Et pourtant, des créateurs s'y essaient avec, il faut le reconnaître, des résultats dépassant les idées préconçues-. C'est le cas de la Malgacho-Canadienne Hoasa Ramampy, à laquelle l'ancien magazine touristique Go To Madagascar a un jour consacré un très intéressant article au parfum de découverte. C'était il y a déjà quelques années.

C'est durant ses études au Canada qu'elle a été attirée par une petite annonce dans une page de journal : « Donne des cours de vitrail ». Après sa formation, elle intégra un atelier où la plus grande partie de son travail consistait à graver des dessins tout préparés sur des plaques de verre.

À Madagascar, l'idée lui vint de donner une autre dimension à ses acquis, selon sa manière à elle. Elle était à bonne école, celle de sa mère qui travaillait et commercialisait le papier antemoro. Hoasy était fascinée par la lumière qui filtrait à travers le papier et la ramenait immanquablement à sa passion, le verre.

Elle trouvait une véritable magie dans cette transparence. Une période de gestation est mise à profit pour se documenter et s'équiper, et puis vint le déclic avec l'offre de collaboration du spécialiste de la pierre taillée, Philippe Manet, pour une exposition à qui fut donné le nom bien inspiré d'Archi-texture. C'était en février 2004...

Dans son atelier, l'artiste et ses assistants se partagent entre vitraux et gravure. Les murs sont tapissés d'esquisses qui prendront forme et vie au bout d'un cheminement relevant de l'alchimie. On limite souvent l'idée de vitrail à la décoration religieuse, mais ses applications sont autrement plus étendues.

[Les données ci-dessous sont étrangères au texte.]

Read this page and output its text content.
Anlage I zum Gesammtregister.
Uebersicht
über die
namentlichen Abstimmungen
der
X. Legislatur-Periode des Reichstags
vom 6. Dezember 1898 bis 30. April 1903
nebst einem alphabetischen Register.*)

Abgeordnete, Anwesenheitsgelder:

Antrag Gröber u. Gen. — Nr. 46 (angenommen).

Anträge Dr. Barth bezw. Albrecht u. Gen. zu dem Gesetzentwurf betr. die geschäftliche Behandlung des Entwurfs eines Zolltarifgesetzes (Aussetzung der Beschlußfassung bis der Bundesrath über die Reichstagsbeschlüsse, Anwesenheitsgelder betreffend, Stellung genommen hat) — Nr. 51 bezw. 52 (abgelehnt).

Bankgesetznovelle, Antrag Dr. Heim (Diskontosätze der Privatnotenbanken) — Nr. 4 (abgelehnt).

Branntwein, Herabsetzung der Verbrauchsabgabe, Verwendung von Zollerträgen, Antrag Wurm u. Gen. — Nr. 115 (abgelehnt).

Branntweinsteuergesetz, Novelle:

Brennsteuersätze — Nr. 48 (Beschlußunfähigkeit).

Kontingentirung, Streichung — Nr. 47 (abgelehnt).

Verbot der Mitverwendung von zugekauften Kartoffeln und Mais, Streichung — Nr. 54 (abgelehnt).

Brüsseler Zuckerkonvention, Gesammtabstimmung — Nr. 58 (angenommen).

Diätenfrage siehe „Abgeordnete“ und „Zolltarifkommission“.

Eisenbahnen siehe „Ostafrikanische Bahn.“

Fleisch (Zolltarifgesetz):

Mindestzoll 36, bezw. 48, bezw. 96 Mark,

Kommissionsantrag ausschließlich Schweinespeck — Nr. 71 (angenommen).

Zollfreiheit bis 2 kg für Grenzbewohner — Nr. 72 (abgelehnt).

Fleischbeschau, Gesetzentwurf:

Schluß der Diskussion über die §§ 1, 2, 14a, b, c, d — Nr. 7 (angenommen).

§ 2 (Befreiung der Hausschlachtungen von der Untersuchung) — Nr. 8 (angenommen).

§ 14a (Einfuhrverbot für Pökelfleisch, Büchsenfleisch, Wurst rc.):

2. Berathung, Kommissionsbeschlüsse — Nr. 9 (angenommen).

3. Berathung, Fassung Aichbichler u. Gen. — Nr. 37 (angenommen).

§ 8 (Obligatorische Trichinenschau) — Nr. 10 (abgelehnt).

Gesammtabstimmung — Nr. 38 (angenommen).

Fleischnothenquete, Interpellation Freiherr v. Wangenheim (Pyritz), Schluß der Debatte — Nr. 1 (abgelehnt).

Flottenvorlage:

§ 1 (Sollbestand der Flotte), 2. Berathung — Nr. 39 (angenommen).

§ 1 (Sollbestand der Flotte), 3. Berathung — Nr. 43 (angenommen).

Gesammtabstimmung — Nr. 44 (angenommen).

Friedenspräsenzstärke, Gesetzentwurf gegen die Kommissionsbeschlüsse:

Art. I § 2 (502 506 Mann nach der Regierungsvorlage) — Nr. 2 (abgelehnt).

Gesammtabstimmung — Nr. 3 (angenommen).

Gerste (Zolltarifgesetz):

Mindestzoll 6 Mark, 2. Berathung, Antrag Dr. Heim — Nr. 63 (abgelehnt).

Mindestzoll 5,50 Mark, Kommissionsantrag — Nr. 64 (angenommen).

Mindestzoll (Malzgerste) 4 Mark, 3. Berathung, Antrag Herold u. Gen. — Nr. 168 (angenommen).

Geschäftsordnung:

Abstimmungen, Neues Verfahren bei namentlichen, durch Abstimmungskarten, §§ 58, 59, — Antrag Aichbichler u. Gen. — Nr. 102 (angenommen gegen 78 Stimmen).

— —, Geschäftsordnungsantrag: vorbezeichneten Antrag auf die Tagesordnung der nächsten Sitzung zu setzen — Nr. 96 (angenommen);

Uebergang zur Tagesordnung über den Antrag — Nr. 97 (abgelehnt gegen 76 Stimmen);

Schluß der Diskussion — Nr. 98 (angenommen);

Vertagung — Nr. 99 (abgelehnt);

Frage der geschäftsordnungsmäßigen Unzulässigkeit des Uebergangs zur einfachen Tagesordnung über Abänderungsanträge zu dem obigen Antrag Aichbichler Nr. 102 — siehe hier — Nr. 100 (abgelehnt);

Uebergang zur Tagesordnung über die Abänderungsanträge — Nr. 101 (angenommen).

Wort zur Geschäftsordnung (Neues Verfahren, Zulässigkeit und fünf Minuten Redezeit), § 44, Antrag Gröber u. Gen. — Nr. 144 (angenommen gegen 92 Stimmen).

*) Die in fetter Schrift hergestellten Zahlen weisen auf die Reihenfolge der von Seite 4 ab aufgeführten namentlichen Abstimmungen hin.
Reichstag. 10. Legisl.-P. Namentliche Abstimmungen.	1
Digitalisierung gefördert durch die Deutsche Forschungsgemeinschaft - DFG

Ces fragments de verre tantôt gravés, tantôt soudés et assemblés au plomb ou au cuivre, peuvent s'intégrer dans des luminaires, des cloisons, des portes, leur apportant une touche à la fois pratique et esthétique.

La gravure, pour sa part, est une technique consistant à projeter à haute pression un mélange de sable et d'air sur le verre où, par un système de cache, il est possible de dessiner tous les motifs souhaités. Les possibilités de la création sur verre sont illimitées.

On peut obtenir des formes qui ne soient pas plates, y intégrer du papier, des fleurs séchées, de la peinture, voire de la soudure, et marier les matériaux les plus inattendus...

Mais traversons tout le continent africain pour découvrir un tout autre art du verre dans ce Sénégal qui a toujours fait de la Culture un des piliers de son développement, depuis son premier président Léopold Sedar Senghor jusqu'à aujourd'hui. Cette politique culturelle s'est fondée sur la création de structures de formation comme la Maison des Arts, l'Institut National des Arts, l'École Nationale des Beaux-arts, ou l'École Nationale Supérieure d'Éducation Artistique.

Dans le riche éventail de la production sénégalaise, la peinture sous-verre appelée « souwer » en wolof est l'une des plus anciennes techniques de peinture apparue au Sénégal. Originaire d'Orient, le sous-verre s'est développé à la faveur de la pénétration islamique, avec des représentations de scènes de la vie religieuse ou de la famille du prophète.

Lorsque la censure coloniale au début du XXe siècle a interdit toute gravure et publication susceptible de favoriser les actions maraboutiques, le « souwer » est devenu l'objet d'un véritable engouement populaire.

Les premiers peintres issus du monde rural étaient des créateurs anonymes qui ne signaient même pas leurs œuvres.

Il a fallu attendre les années 80 pour que l'Europe s'emballe littéralement pour le sous-verre et le génie créateur de ses maîtres. Grâce à cette reconnaissance venue de l'extérieur, la peinture sous-verre sénégalaise gagnait enfin la place et le rang qui lui étaient dus.